Roughly two years apart, so the King incident was still an open wound for a lot of people. And the riots were still a frequent topic of conversation, and the OJ thing just exacerbated everything.
I was only like 12 myself but it was impossible to avoid. It was all over TV, everybody's parents were hooked on the trial coverage, shows like Roseanne were making jokes about it, it was all over the magazines at the grocery store and the 7-11... even if you weren't trying to pay attention it was pretty hard to ignore. Even the kids at school all had opinions; more so the black kids than the white kids. Suddenly these 10-12 year old kids were all legal experts who would lecture you at length about how "OJ couldn't possibly be guilty" because "My Dad says all cops frame black people" and "It's all part of the White Conspiracy, they couldn't take down Michael Jackson so they're gonna try and take OJ away from us." I'm dead serious. You couldn't make this sh*t up if you tried.

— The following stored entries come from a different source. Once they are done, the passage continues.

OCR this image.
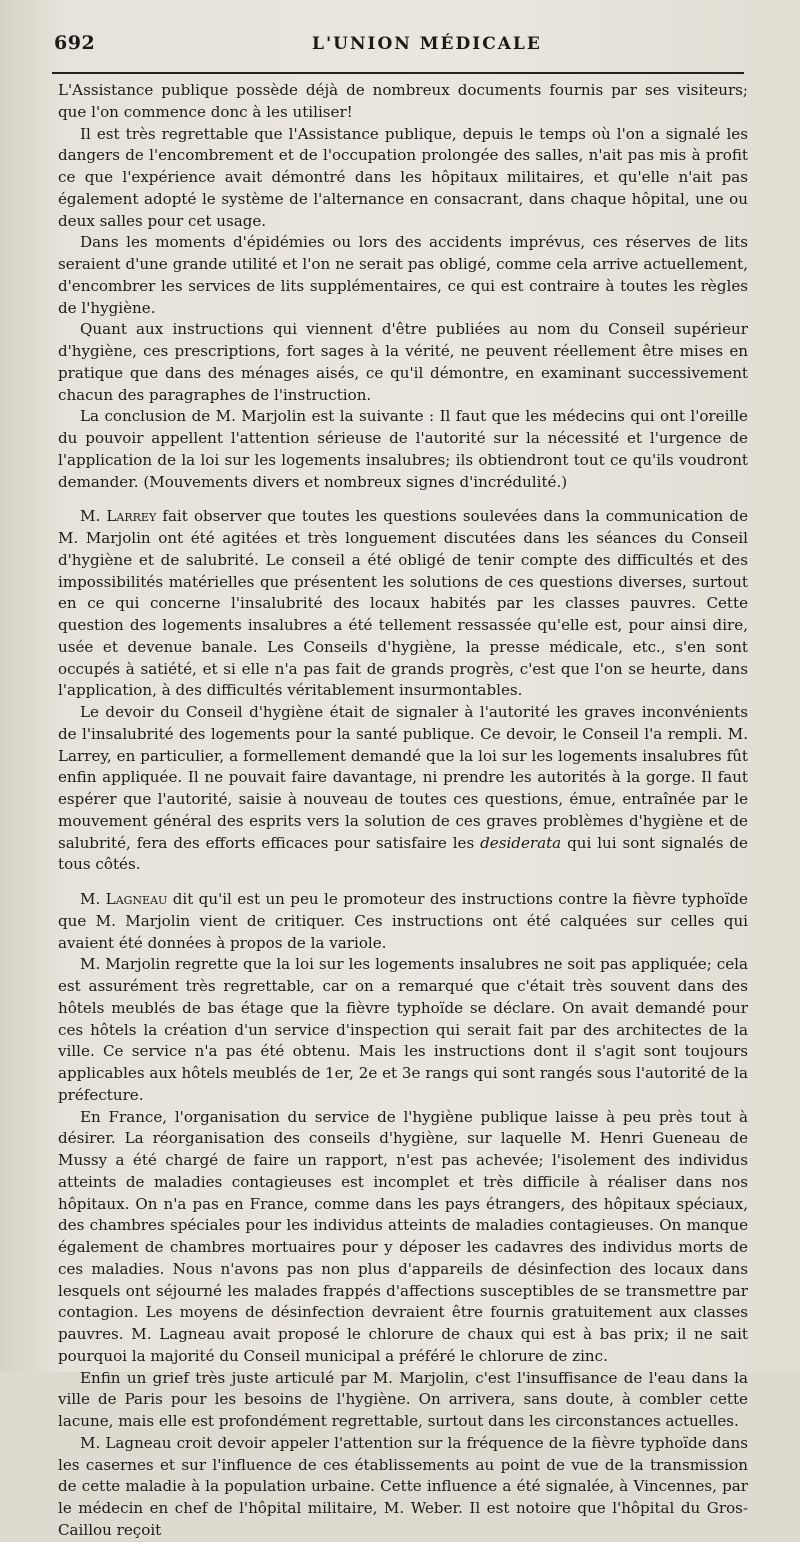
692	L'UNION MÉDICALE

L'Assistance publique possède déjà de nombreux documents fournis par ses visiteurs; que l'on commence donc à les utiliser!

Il est très regrettable que l'Assistance publique, depuis le temps où l'on a signalé les dangers de l'encombrement et de l'occupation prolongée des salles, n'ait pas mis à profit ce que l'expérience avait démontré dans les hôpitaux militaires, et qu'elle n'ait pas également adopté le système de l'alternance en consacrant, dans chaque hôpital, une ou deux salles pour cet usage.

Dans les moments d'épidémies ou lors des accidents imprévus, ces réserves de lits seraient d'une grande utilité et l'on ne serait pas obligé, comme cela arrive actuellement, d'encombrer les services de lits supplémentaires, ce qui est contraire à toutes les règles de l'hygiène.

Quant aux instructions qui viennent d'être publiées au nom du Conseil supérieur d'hygiène, ces prescriptions, fort sages à la vérité, ne peuvent réellement être mises en pratique que dans des ménages aisés, ce qu'il démontre, en examinant successivement chacun des paragraphes de l'instruction.

La conclusion de M. Marjolin est la suivante : Il faut que les médecins qui ont l'oreille du pouvoir appellent l'attention sérieuse de l'autorité sur la nécessité et l'urgence de l'application de la loi sur les logements insalubres; ils obtiendront tout ce qu'ils voudront demander. (Mouvements divers et nombreux signes d'incrédulité.)

M. Larrey fait observer que toutes les questions soulevées dans la communication de M. Marjolin ont été agitées et très longuement discutées dans les séances du Conseil d'hygiène et de salubrité. Le conseil a été obligé de tenir compte des difficultés et des impossibilités matérielles que présentent les solutions de ces questions diverses, surtout en ce qui concerne l'insalubrité des locaux habités par les classes pauvres. Cette question des logements insalubres a été tellement ressassée qu'elle est, pour ainsi dire, usée et devenue banale. Les Conseils d'hygiène, la presse médicale, etc., s'en sont occupés à satiété, et si elle n'a pas fait de grands progrès, c'est que l'on se heurte, dans l'application, à des difficultés véritablement insurmontables.

Le devoir du Conseil d'hygiène était de signaler à l'autorité les graves inconvénients de l'insalubrité des logements pour la santé publique. Ce devoir, le Conseil l'a rempli. M. Larrey, en particulier, a formellement demandé que la loi sur les logements insalubres fût enfin appliquée. Il ne pouvait faire davantage, ni prendre les autorités à la gorge. Il faut espérer que l'autorité, saisie à nouveau de toutes ces questions, émue, entraînée par le mouvement général des esprits vers la solution de ces graves problèmes d'hygiène et de salubrité, fera des efforts efficaces pour satisfaire les desiderata qui lui sont signalés de tous côtés.

M. Lagneau dit qu'il est un peu le promoteur des instructions contre la fièvre typhoïde que M. Marjolin vient de critiquer. Ces instructions ont été calquées sur celles qui avaient été données à propos de la variole.

M. Marjolin regrette que la loi sur les logements insalubres ne soit pas appliquée; cela est assurément très regrettable, car on a remarqué que c'était très souvent dans des hôtels meublés de bas étage que la fièvre typhoïde se déclare. On avait demandé pour ces hôtels la création d'un service d'inspection qui serait fait par des architectes de la ville. Ce service n'a pas été obtenu. Mais les instructions dont il s'agit sont toujours applicables aux hôtels meublés de 1er, 2e et 3e rangs qui sont rangés sous l'autorité de la préfecture.

En France, l'organisation du service de l'hygiène publique laisse à peu près tout à désirer. La réorganisation des conseils d'hygiène, sur laquelle M. Henri Gueneau de Mussy a été chargé de faire un rapport, n'est pas achevée; l'isolement des individus atteints de maladies contagieuses est incomplet et très difficile à réaliser dans nos hôpitaux. On n'a pas en France, comme dans les pays étrangers, des hôpitaux spéciaux, des chambres spéciales pour les individus atteints de maladies contagieuses. On manque également de chambres mortuaires pour y déposer les cadavres des individus morts de ces maladies. Nous n'avons pas non plus d'appareils de désinfection des locaux dans lesquels ont séjourné les malades frappés d'affections susceptibles de se transmettre par contagion. Les moyens de désinfection devraient être fournis gratuitement aux classes pauvres. M. Lagneau avait proposé le chlorure de chaux qui est à bas prix; il ne sait pourquoi la majorité du Conseil municipal a préféré le chlorure de zinc.

Enfin un grief très juste articulé par M. Marjolin, c'est l'insuffisance de l'eau dans la ville de Paris pour les besoins de l'hygiène. On arrivera, sans doute, à combler cette lacune, mais elle est profondément regrettable, surtout dans les circonstances actuelles.

M. Lagneau croit devoir appeler l'attention sur la fréquence de la fièvre typhoïde dans les casernes et sur l'influence de ces établissements au point de vue de la transmission de cette maladie à la population urbaine. Cette influence a été signalée, à Vincennes, par le médecin en chef de l'hôpital militaire, M. Weber. Il est notoire que l'hôpital du Gros-Caillou reçoit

Not exclusively the black kids, though, just mostly. Most of the white kids either didn't give a sh*t, or only really cared at all because their parents were always talking about it, and like most sane people they felt like he was guilty. But I remember vividly I was at recess the day the verdict came in, one of the (white) kids heard it on the radio or something and started running through the playground yelling "OJ's going home! They said 'Not Guilty'! He's free!" And then the guidance counselor (who was also the recess monitor) pulled him aside in front of everyone on the playground, looked him in the eye and very sternly said loud enough for everyone around to hear, "What the hell is wrong with you? The guy killed two people and got away with it. This isn't a joke. Nobody should be happy about this. It's not a goddamn joke. You're happy that he got away with murder? You ought'a be ashamed of yourself." That kid was the biggest loudmouth in school, and that was the first and last time I ever saw him speechless; he looked like he wanted to crawl in a hole and disappear.
That was one of the first times I remember a criminal openly playing the race card to get out of taking responsibility for something they very obviously did, but nowadays it's become standard operating procedure. In hindsight, it should have been very easy to predict. It was just that back then, people kind of assumed that OJ's money got him off the hook. "It wasn't JUST because he said the cops were racist, that wouldn't be enough to make people think he didn't kill those people."
But yeah, turns out that really IS all you need to say to flip the script and get all the heat off of you. You can be a rapist, a terrorist, a pedophile or a murderer. But if you say "THAT other guy's a racist, though," all your sins are forgiven.
You can even jam a loaded gun into a pregnant woman's stomach and threaten to pull the trigger during a drug-fueled home invasion, and people will spin a "Cops Are Racist" narrative and build statues in your honor if you die under regrettable circumstances. Just ask ol' Floyd. I bet the woman he tried to shoot (and her kid, however old they are now) don't think he's a martyr or a hero or a "pillar of his community"; but oddly enough, nobody ever asked them what THEY think. Shocking.